De wetgeving

wetgevingIedereen moet zich aan de wettelijke regels houden. De dierenarts ook, het baasje ook. Helaas zijn de wetteksten niet altijd gemakkelijk te lezen voor het publiek, waardoor de kennis van wetgeving omtrent de uitoefening van diergeneeskunde veel te wensen overlaat. Dit leidt vaak tot onaangename situaties, als de eigenaar iets verwacht dat in strijd is met de wetgeving. Ik zal hier op een eenvoudige manier een paar typische voorbeelden uitwerken.
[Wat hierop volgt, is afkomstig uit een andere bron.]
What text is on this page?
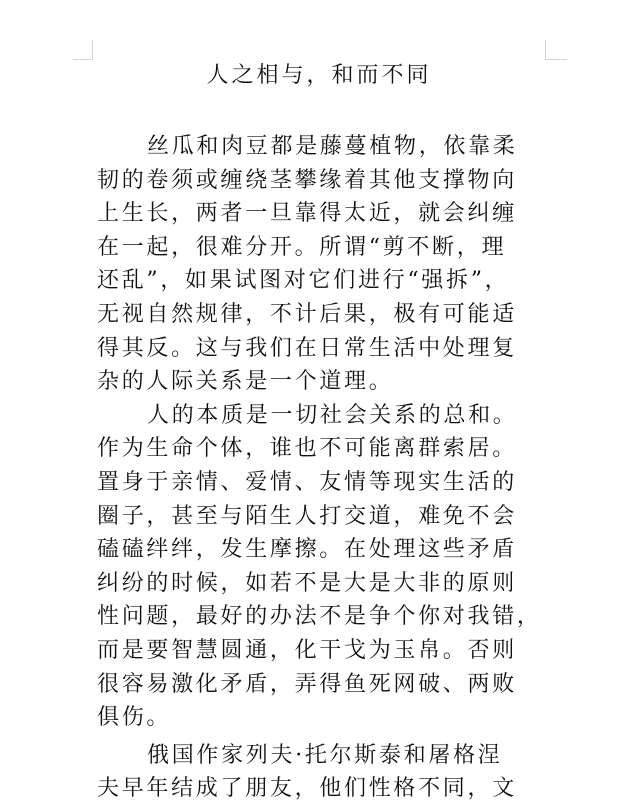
人之相与，和而不同
丝瓜和肉豆都是藤蔓植物，依靠柔
韧的卷须或缠绕茎攀缘着其他支撑物向
上生长，两者一旦靠得太近，就会纠缠
在一起，很难分开。所谓“剪不断，理
还乱”，如果试图对它们进行“强拆”，
无视自然规律，不计后果，极有可能适
得其反。这与我们在日常生活中处理复
杂的人际关系是一个道理。
人的本质是一切社会关系的总和。
作为生命个体，谁也不可能离群索居。
置身于亲情、爱情、友情等现实生活的
圈子，甚至与陌生人打交道，难免不会
磕磕绊绊，发生摩擦。在处理这些矛盾
纠纷的时候，如若不是大是大非的原则
性问题，最好的办法不是争个你对我错，
而是要智慧圆通，化干戈为玉帛。否则
很容易激化矛盾，弄得鱼死网破、两败
俱伤。
俄国作家列夫·托尔斯泰和屠格涅
夫早年结成了朋友，他们性格不同，文
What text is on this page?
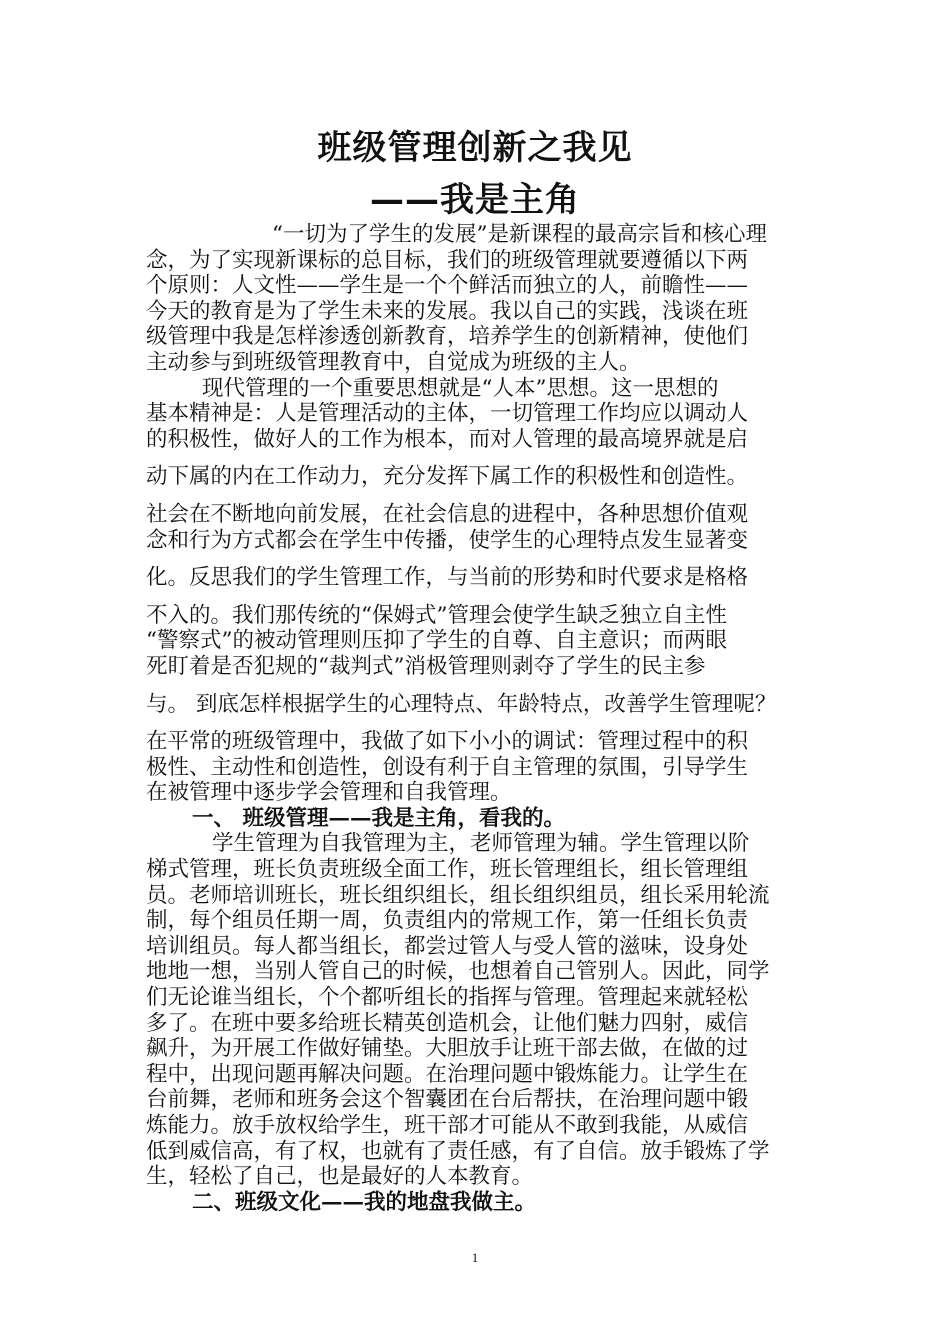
班级管理创新之我见
——我是主角
　　“一切为了学生的发展”是新课程的最高宗旨和核心理
念，为了实现新课标的总目标，我们的班级管理就要遵循以下两
个原则：人文性——学生是一个个鲜活而独立的人，前瞻性——
今天的教育是为了学生未来的发展。我以自己的实践，浅谈在班
级管理中我是怎样渗透创新教育，培养学生的创新精神，使他们
主动参与到班级管理教育中，自觉成为班级的主人。
现代管理的一个重要思想就是“人本”思想。这一思想的
基本精神是：人是管理活动的主体，一切管理工作均应以调动人
的积极性，做好人的工作为根本，而对人管理的最高境界就是启
动下属的内在工作动力，充分发挥下属工作的积极性和创造性。
社会在不断地向前发展，在社会信息的进程中，各种思想价值观
念和行为方式都会在学生中传播，使学生的心理特点发生显著变
化。反思我们的学生管理工作，与当前的形势和时代要求是格格
不入的。我们那传统的“保姆式”管理会使学生缺乏独立自主性
“警察式”的被动管理则压抑了学生的自尊、自主意识；而两眼
死盯着是否犯规的“裁判式”消极管理则剥夺了学生的民主参
与。 到底怎样根据学生的心理特点、年龄特点，改善学生管理呢？
在平常的班级管理中，我做了如下小小的调试：管理过程中的积
极性、主动性和创造性，创设有利于自主管理的氛围，引导学生
在被管理中逐步学会管理和自我管理。
一、 班级管理——我是主角，看我的。
学生管理为自我管理为主，老师管理为辅。学生管理以阶
梯式管理，班长负责班级全面工作，班长管理组长，组长管理组
员。老师培训班长，班长组织组长，组长组织组员，组长采用轮流
制，每个组员任期一周，负责组内的常规工作，第一任组长负责
培训组员。每人都当组长，都尝过管人与受人管的滋味，设身处
地地一想，当别人管自己的时候，也想着自己管别人。因此，同学
们无论谁当组长，个个都听组长的指挥与管理。管理起来就轻松
多了。在班中要多给班长精英创造机会，让他们魅力四射，威信
飙升，为开展工作做好铺垫。大胆放手让班干部去做，在做的过
程中，出现问题再解决问题。在治理问题中锻炼能力。让学生在
台前舞，老师和班务会这个智囊团在台后帮扶，在治理问题中锻
炼能力。放手放权给学生，班干部才可能从不敢到我能，从威信
低到威信高，有了权，也就有了责任感，有了自信。放手锻炼了学
生，轻松了自己，也是最好的人本教育。
二、班级文化——我的地盘我做主。
1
Het is voor de dierenarts verboden:

  • Diagnose te stellen zonder kennis te nemen van de feitelijke toestand van het dier. Dit houdt in – telefonische of online consultaties, zonder lichamelijk onderzoek van het dier, zijn NIET toegestaan.
  • Geneesmiddelen te verschaffen voor een dier dat niet onder zijn/haar behandeling staat. De dierenarts moet op zijn minst beschikken over het medische dossier van het dier, opgemaakt door een andere dierenarts.
  • Geneesmiddelen met de UDD status te verschaffen. Bepaalde medicijnen, o.a. verdovende middelen, hormonale middelen, entstoffen, mogen uitsluitend door de dierenarts toegediend worden.
  • Grote hoeveelheden geneesmiddelen te verschaffen zodat de eigenaar een voorraad kan aanleggen. De dosis moet afgestemd zijn op de individuele behoefte van het zieke dier, na onderzoek en diagnosestelling.
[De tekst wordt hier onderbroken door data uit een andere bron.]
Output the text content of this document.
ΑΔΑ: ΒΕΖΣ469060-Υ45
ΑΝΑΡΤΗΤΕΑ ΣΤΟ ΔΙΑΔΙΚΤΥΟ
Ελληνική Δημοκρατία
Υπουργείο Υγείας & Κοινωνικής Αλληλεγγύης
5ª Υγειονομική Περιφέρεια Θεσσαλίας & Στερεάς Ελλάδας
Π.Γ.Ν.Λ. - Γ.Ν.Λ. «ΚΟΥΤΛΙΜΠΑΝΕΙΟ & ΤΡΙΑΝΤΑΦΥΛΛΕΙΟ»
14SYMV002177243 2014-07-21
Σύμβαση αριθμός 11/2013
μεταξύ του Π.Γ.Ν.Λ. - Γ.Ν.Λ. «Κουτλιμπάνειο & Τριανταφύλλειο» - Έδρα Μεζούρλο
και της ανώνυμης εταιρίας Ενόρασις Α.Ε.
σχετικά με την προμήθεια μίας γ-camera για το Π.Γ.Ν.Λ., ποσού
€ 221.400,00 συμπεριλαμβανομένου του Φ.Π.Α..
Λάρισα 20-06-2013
Dus, telefoons zoals “Mijn cavia is ziek, wat zou ermee aan de hand zijn?” of “Mijn cavia is ziek, welke medicijnen moet ik hebben?” of “Kun je mij medicijnen opsturen?” worden snel beëindigd. Ook als u zelf “diagnose” hebt gesteld met de hulp van Dr. Google, kunt u van mij geen medicijnen noch andere middelen verwachten. U wordt vriendelijk verzocht een afspraak te maken, bij mij of bij een van mijn talrijke collega’s. Er wordt echter NIET ingegaan op uw verzoeken om het dier telefonisch te “behandelen”.
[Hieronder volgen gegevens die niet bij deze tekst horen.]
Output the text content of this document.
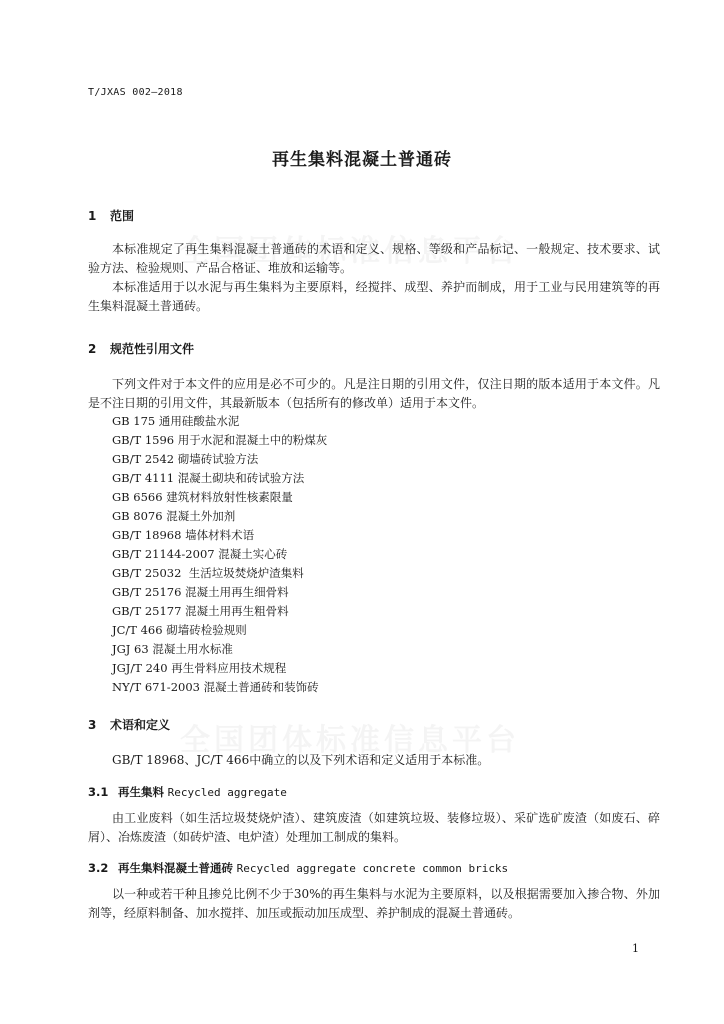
T/JXAS 002—2018
再生集料混凝土普通砖
1 范围
本标准规定了再生集料混凝土普通砖的术语和定义、规格、等级和产品标记、一般规定、技术要求、试验方法、检验规则、产品合格证、堆放和运输等。
本标准适用于以水泥与再生集料为主要原料，经搅拌、成型、养护而制成，用于工业与民用建筑等的再生集料混凝土普通砖。
2 规范性引用文件
下列文件对于本文件的应用是必不可少的。凡是注日期的引用文件，仅注日期的版本适用于本文件。凡是不注日期的引用文件，其最新版本（包括所有的修改单）适用于本文件。
GB 175 通用硅酸盐水泥
GB/T 1596 用于水泥和混凝土中的粉煤灰
GB/T 2542 砌墙砖试验方法
GB/T 4111 混凝土砌块和砖试验方法
GB 6566 建筑材料放射性核素限量
GB 8076 混凝土外加剂
GB/T 18968 墙体材料术语
GB/T 21144-2007 混凝土实心砖
GB/T 25032  生活垃圾焚烧炉渣集料
GB/T 25176 混凝土用再生细骨料
GB/T 25177 混凝土用再生粗骨料
JC/T 466 砌墙砖检验规则
JGJ 63 混凝土用水标准
JGJ/T 240 再生骨料应用技术规程
NY/T 671-2003 混凝土普通砖和装饰砖
3 术语和定义
GB/T 18968、JC/T 466中确立的以及下列术语和定义适用于本标准。
3.1 再生集料 Recycled aggregate
由工业废料（如生活垃圾焚烧炉渣）、建筑废渣（如建筑垃圾、装修垃圾）、采矿选矿废渣（如废石、碎屑）、冶炼废渣（如砖炉渣、电炉渣）处理加工制成的集料。
3.2 再生集料混凝土普通砖 Recycled aggregate concrete common bricks
以一种或若干种且掺兑比例不少于30%的再生集料与水泥为主要原料，以及根据需要加入掺合物、外加剂等，经原料制备、加水搅拌、加压或振动加压成型、养护制成的混凝土普通砖。
1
Uiteraard is de wetgeving er niet voor de sier. Het zijn logische regels die ingesteld zijn voor de veiligheid en welzijn van de dieren. Om de patiënten op de juiste manier te kunnen behandelen, om fouten en misbruik te voorkomen, om antibioticaresistentie tegen te gaan enz. Het “dokteren” op afstand is niet alleen onprofessioneel, maar ook potentieel gevaarlijk voor het dier. Stelt u zich voor, u belt voor een cavia met diarree. Geen probleem, zeg ik, geef hem wat antibiotica. Achteraf blijkt het dat de diarree niet door bacteriën, maar bv door parasieten was veroorzaakt. Het diertje gaat dood, terwijl hij met de juiste medicatie had kunnen herstellen. Noemt u dit de goede zorg?

Voor iedereen die logisch kan nadenken en dierenwelzijn hoog in het vaandel heeft, zijn de regels helder, logisch en nuttig. Voor overige individuelen – dit zegt de wet, einde discussie.

(Regeling diergeneeskundigen, art. 5.5, Besluit diergeneesmiddelen, art. 5.8.)